Abstract:
Mirror descent methods form the basis of some of the most efficient Reinforcement Learning (RL) algorithms. We study policy mirror descent for entropy-regularised, infinite-time-horizon, discounted Markov decision problems (MDPs) formulated on general Polish state and action spaces. The continuous-time version of the mirror descent flow is a Fisher--Rao gradient flow on the space of conditional probability measures.
In this talk, we show that the Fisher--Rao gradient flow converges exponentially (i.e., linearly) towards the optimal solution of the MDP. This is achieved even though the optimization objective is not convex by utilising the structure of the problem revealed by the performance difference lemma. Mathematically, the main difficulty stems from proving the well-posedness of the Fisher--Rao flow and the differentiability of the value function and Bregman divergence along the flow. The dual flow plays a key role in overcoming these difficulties.

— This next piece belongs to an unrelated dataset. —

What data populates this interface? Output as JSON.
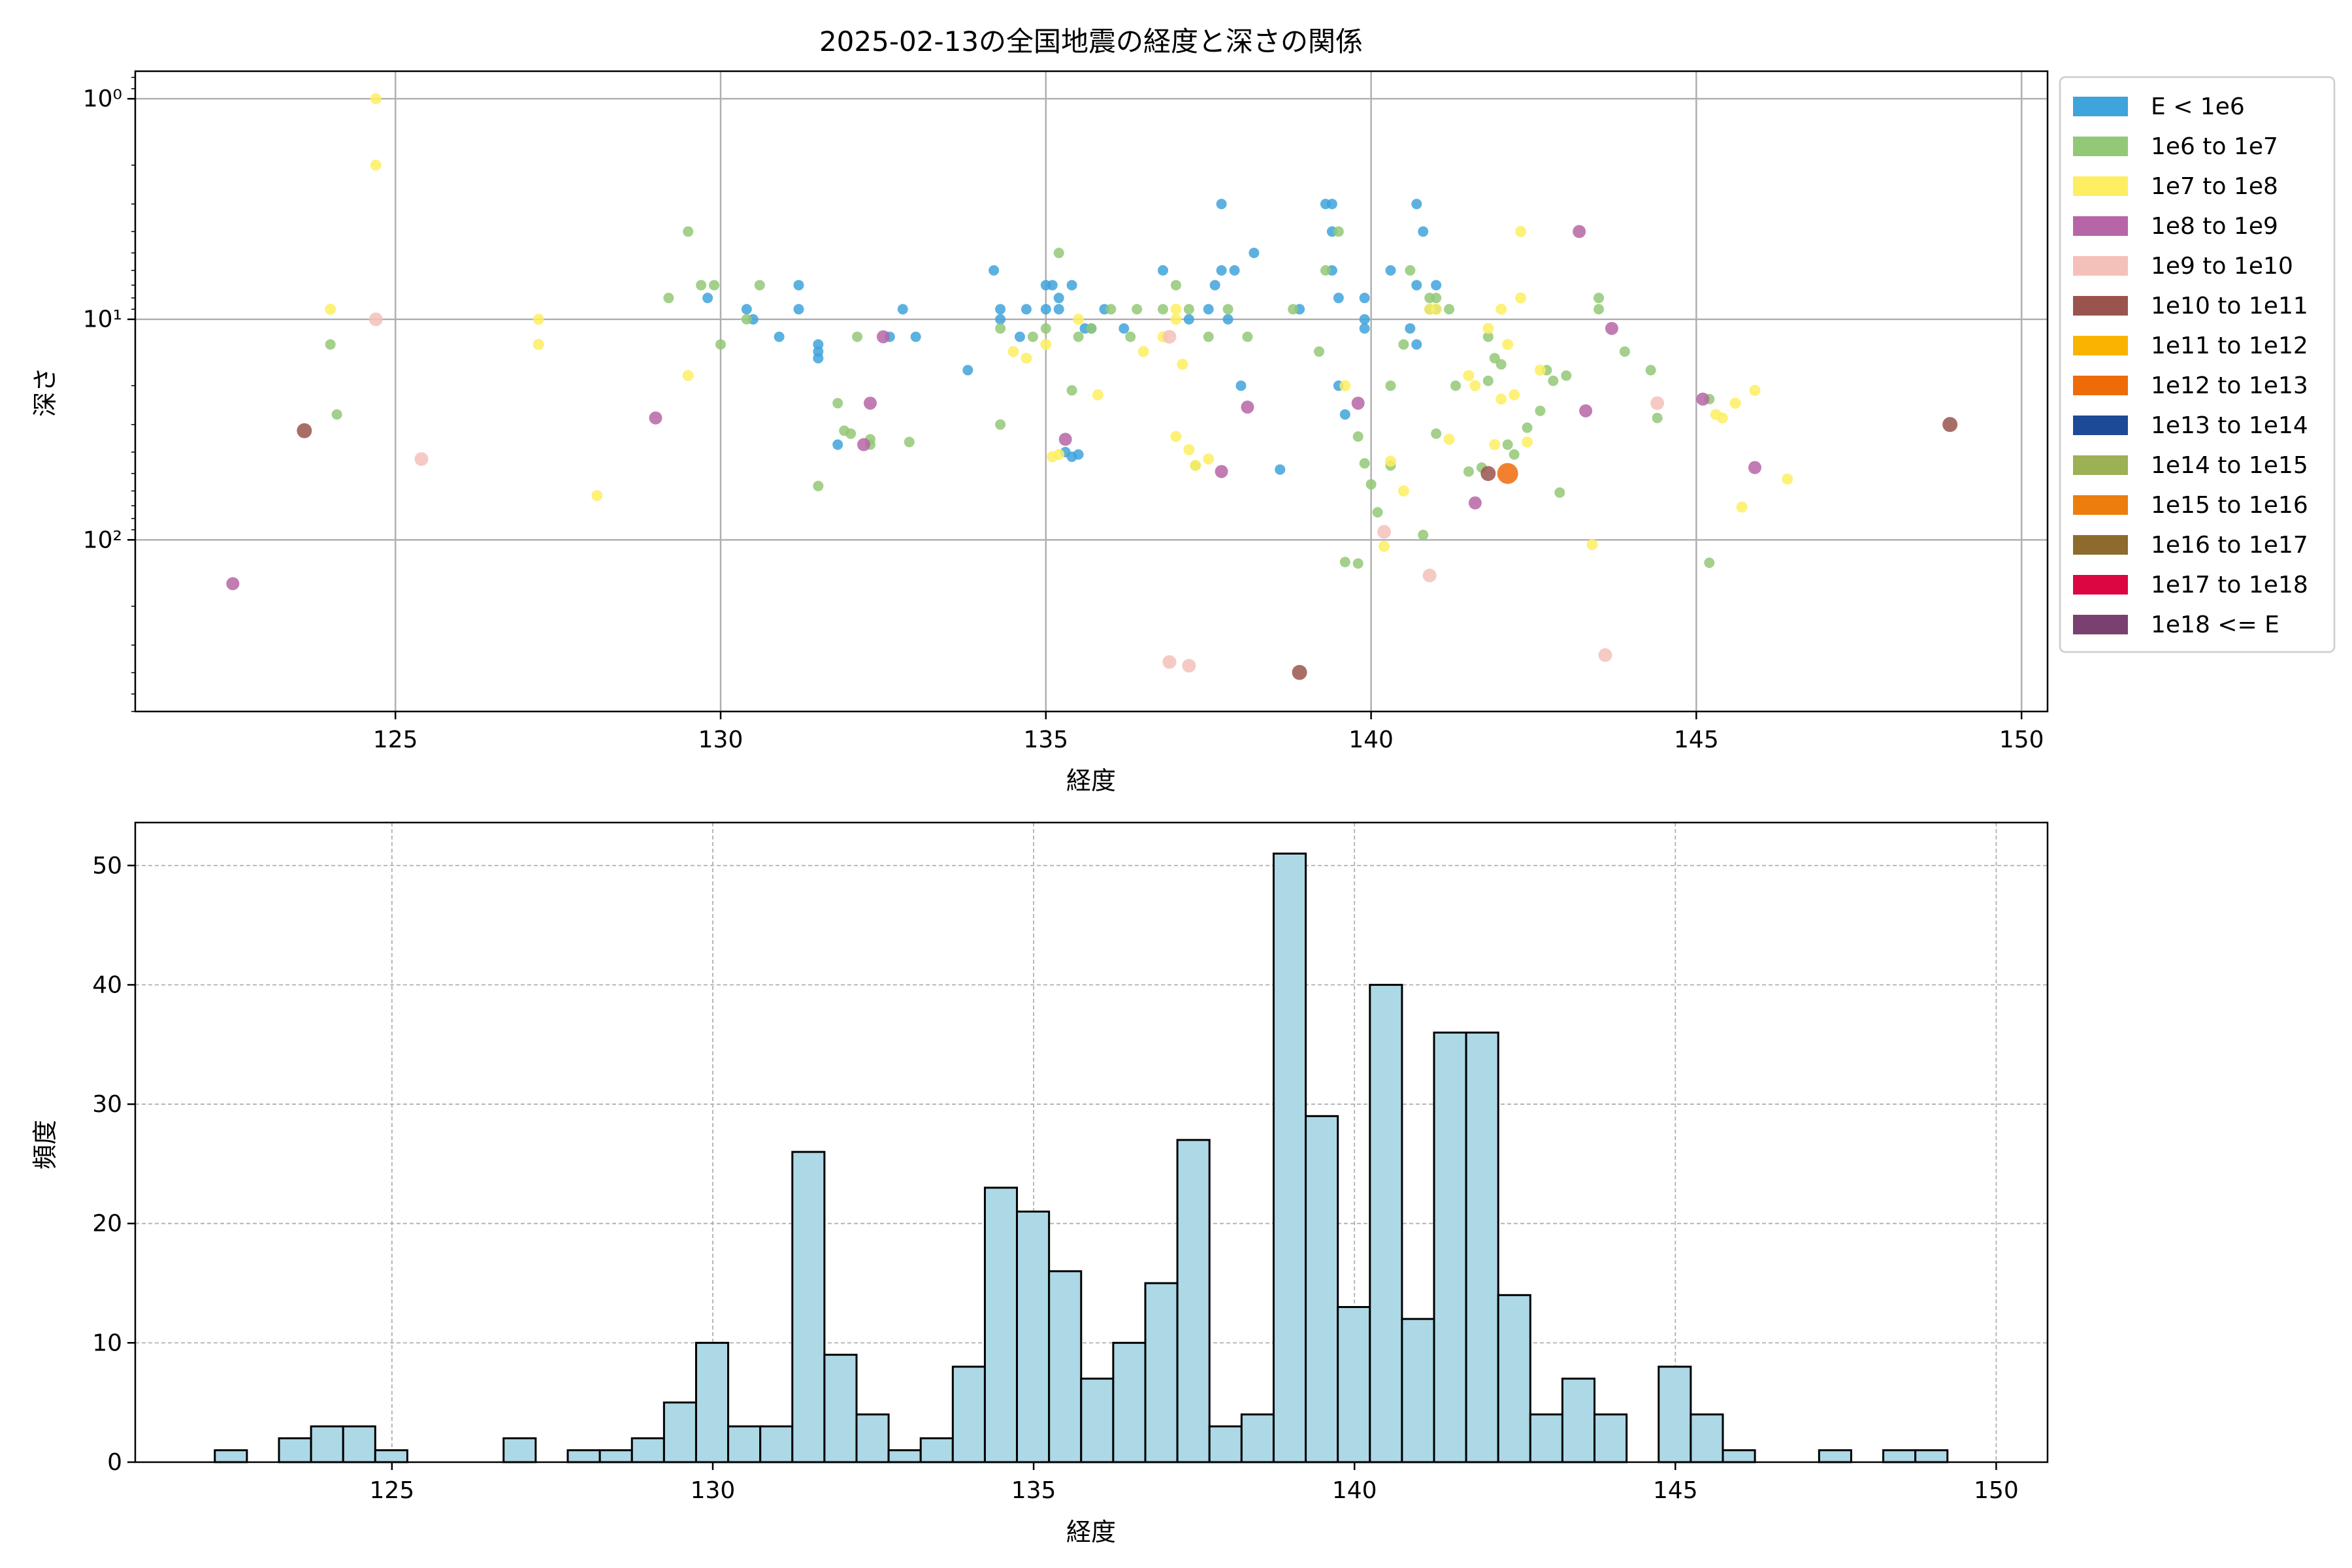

We also prove the stability of the flow under perturbations of the gradient, arising, for example, from sampling or approximation of the Q-function. Specifically, we show that the value function converges exponentially fast to the optimal value function up to a bounded accumulated error associated with the perturbation. The stability result can be applied to deduce the convergence of natural policy gradient flows for more practical policy parameterizations. We study one possible application to log-linear policy classes and attain exponential convergence plus an additional error arising from a compatible function approximation.
This is joint work with James-Michael Leahy, Bekzhan Kerimkulov, Lukasz Spruch and Yufei Zhang.